What’s a USB drive, anyway

One tricky challenge with an outright ban on USB drives is that there are many different sorts of removable storage – notably including devices that present themselves with two faces.
For example, I have a portable audio recorder that I use for podcasting: you can plug in into a laptop and use it as a high-quality microphone, or you can use it as a handheld standalone device and download the files from it later on.
You can see where this is going: when you connect the device via a USB cable, a menu pops up on the device where you choose which way the device will work, and one of those options makes it behave as a USB drive.
Do you ban the device because it’s a part-time USB drive? Do you take the extra steps needed to teach your device control software that it’s two subdevices, and that the audio-flavoured one is OK but the disk-flavoured one is not?
If you make me an exception to the rule, because I’m special on account of doing podcasts, how do you deal with the fallout from that, when everyone else decides they’re special, too?
(All they have to do is say they need to record meetings, or that they’re also into podcasting, or that they’ve got a similar issue with a camera that they use for work purposes.)
If you block everyone else, forcing them to change, but let me off the hook so that I really am special, what then?
As Ross warns:

Insider threats are a concern for all organisations.
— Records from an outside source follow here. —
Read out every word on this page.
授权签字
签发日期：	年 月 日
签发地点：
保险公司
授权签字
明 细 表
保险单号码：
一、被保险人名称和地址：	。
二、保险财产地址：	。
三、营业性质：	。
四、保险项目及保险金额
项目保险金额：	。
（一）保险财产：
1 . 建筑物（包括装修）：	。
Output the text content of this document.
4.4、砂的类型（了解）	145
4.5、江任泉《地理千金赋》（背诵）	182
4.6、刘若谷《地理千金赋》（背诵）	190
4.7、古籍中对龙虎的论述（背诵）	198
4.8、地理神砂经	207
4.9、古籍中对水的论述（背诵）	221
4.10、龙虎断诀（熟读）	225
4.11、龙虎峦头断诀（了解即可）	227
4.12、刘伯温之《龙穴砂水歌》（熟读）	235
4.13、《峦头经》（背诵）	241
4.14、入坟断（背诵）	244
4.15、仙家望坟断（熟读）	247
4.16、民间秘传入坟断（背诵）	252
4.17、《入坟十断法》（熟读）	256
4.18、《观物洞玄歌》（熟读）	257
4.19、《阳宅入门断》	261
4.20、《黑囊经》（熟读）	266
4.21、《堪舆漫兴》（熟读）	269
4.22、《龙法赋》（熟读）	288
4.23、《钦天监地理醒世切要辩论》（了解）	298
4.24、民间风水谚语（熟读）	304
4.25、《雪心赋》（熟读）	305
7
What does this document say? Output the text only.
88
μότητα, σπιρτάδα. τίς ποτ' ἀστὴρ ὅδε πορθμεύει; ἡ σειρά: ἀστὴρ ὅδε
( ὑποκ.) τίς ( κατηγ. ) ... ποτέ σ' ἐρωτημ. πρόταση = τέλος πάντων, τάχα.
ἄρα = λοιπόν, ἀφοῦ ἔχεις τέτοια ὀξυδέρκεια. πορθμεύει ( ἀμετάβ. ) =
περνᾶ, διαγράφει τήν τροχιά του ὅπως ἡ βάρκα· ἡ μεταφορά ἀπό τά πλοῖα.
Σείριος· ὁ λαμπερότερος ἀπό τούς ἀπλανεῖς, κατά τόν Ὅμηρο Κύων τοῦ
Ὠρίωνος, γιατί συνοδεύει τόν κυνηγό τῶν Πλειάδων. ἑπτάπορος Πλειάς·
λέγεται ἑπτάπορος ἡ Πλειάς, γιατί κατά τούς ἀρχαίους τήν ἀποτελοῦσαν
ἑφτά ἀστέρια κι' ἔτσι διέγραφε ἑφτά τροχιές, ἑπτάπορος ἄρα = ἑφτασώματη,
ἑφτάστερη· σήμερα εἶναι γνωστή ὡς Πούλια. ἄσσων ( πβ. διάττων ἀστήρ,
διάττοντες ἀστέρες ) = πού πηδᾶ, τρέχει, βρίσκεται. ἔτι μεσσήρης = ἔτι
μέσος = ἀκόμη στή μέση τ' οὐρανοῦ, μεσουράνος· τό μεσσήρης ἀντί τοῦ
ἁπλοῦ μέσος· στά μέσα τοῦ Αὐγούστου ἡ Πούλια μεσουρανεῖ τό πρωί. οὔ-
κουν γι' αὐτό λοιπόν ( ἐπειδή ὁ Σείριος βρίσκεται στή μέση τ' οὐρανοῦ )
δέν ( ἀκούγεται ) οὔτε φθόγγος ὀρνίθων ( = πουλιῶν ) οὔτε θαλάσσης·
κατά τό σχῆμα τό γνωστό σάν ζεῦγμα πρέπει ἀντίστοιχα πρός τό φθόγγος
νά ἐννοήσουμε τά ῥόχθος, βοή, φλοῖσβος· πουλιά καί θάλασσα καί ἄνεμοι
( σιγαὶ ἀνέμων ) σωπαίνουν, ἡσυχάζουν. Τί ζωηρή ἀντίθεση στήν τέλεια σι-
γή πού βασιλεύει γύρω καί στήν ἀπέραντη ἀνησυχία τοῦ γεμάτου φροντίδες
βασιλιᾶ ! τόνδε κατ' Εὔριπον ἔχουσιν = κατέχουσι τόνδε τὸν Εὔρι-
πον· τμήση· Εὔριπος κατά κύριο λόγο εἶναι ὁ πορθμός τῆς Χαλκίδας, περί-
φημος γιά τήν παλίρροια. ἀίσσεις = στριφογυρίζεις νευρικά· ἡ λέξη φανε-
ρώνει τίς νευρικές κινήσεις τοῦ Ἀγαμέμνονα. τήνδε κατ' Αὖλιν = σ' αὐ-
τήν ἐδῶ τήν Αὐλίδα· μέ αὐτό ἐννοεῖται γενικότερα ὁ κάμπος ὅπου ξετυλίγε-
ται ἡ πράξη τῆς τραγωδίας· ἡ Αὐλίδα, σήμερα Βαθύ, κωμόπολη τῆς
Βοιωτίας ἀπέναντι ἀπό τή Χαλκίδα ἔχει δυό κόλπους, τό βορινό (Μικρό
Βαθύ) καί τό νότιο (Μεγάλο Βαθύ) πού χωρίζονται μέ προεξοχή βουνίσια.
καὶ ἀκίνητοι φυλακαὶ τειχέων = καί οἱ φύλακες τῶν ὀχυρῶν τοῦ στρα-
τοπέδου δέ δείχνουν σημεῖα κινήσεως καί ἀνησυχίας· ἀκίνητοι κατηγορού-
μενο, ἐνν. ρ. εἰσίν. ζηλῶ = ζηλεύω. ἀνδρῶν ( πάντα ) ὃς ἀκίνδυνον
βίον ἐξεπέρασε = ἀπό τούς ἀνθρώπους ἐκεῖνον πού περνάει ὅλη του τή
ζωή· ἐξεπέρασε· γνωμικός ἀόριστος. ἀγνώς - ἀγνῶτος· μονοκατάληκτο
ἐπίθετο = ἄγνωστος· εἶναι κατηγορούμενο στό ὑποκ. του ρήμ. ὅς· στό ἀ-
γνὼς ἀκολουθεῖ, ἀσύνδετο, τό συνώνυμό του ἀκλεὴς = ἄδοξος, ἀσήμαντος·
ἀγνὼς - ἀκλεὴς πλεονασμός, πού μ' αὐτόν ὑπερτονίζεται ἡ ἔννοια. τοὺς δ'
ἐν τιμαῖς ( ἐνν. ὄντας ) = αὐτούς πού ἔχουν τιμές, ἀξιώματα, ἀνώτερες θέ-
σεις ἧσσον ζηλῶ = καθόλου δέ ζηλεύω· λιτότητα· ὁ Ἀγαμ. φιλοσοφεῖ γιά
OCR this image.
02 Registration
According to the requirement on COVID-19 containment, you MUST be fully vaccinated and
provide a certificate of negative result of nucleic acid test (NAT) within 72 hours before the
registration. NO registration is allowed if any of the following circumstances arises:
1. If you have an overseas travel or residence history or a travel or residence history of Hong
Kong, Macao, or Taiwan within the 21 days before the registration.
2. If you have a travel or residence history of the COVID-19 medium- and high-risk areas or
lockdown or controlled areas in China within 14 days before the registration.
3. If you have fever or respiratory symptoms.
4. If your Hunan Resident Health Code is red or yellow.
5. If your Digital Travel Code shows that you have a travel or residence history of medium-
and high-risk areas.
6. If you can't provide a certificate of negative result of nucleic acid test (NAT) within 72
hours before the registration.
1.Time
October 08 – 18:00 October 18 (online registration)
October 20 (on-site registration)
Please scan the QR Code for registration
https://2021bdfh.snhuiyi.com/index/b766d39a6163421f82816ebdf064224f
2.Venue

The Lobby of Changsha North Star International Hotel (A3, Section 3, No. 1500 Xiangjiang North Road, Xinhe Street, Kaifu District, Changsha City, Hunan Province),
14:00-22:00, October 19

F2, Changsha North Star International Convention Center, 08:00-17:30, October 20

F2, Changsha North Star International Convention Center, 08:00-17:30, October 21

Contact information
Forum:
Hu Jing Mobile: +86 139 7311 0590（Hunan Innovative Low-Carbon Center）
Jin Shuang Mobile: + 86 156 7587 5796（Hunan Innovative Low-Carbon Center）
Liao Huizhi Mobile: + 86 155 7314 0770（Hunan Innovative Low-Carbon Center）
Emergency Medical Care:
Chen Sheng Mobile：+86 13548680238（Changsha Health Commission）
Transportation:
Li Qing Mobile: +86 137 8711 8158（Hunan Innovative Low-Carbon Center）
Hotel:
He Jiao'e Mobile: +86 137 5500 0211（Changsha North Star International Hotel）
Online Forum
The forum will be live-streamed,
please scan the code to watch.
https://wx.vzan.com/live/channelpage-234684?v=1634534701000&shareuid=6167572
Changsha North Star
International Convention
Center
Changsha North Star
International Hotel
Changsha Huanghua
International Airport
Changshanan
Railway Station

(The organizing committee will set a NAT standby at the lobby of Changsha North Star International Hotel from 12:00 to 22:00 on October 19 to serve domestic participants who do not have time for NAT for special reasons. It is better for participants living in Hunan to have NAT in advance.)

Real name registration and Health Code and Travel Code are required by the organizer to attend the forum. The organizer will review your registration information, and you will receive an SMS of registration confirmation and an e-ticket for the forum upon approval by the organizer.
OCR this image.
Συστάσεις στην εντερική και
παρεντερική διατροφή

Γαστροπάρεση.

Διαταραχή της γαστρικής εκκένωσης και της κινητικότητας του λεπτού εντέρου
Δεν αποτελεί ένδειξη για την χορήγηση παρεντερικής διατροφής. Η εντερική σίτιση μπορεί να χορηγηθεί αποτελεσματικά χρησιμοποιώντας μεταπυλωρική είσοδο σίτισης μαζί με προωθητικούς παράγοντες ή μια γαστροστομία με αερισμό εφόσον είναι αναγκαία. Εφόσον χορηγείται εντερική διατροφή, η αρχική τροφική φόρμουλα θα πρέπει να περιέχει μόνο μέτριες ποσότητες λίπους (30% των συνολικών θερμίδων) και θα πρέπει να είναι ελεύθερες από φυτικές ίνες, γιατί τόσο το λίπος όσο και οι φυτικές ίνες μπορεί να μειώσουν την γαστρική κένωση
The first defence is a vigilant management team – employees intent on doing something malicious are often disenfranchised and frustrated.

What to do?

We can see why IBM, an enormous IT company that is itself a giant cloud provider, might want to replace USB drives with ubiquitous network storage, and why such an approach might not only work well, but also be largely obeyed by staff.
But if you have a small business, with a few employees who are sometimes in the office, sometimes at home, and sometimes on the road…
….the convenience of USB drives for temporary backup, or to have around to tide you over internet outages, is probably a baby that you don’t want to throw out with the bathwater.
Worse still, even if you try to ban USB drives outright to save IT effort, you may very well find that you have created yet more IT effort to make sure you sometimes detect but sometimes allow all the “edge cases” such as audio recorders, cameras, and so on.
So, here are some tips that avoid the need for an outright ban on anything:

To finish off with some board-level advice from Ross:

Visibility in computer security is vital. By having reporting tools for content sharing, CISOs can help senior management understand the risks and benefits of allowing sharing methods, whether they’re USB drives or cloud services.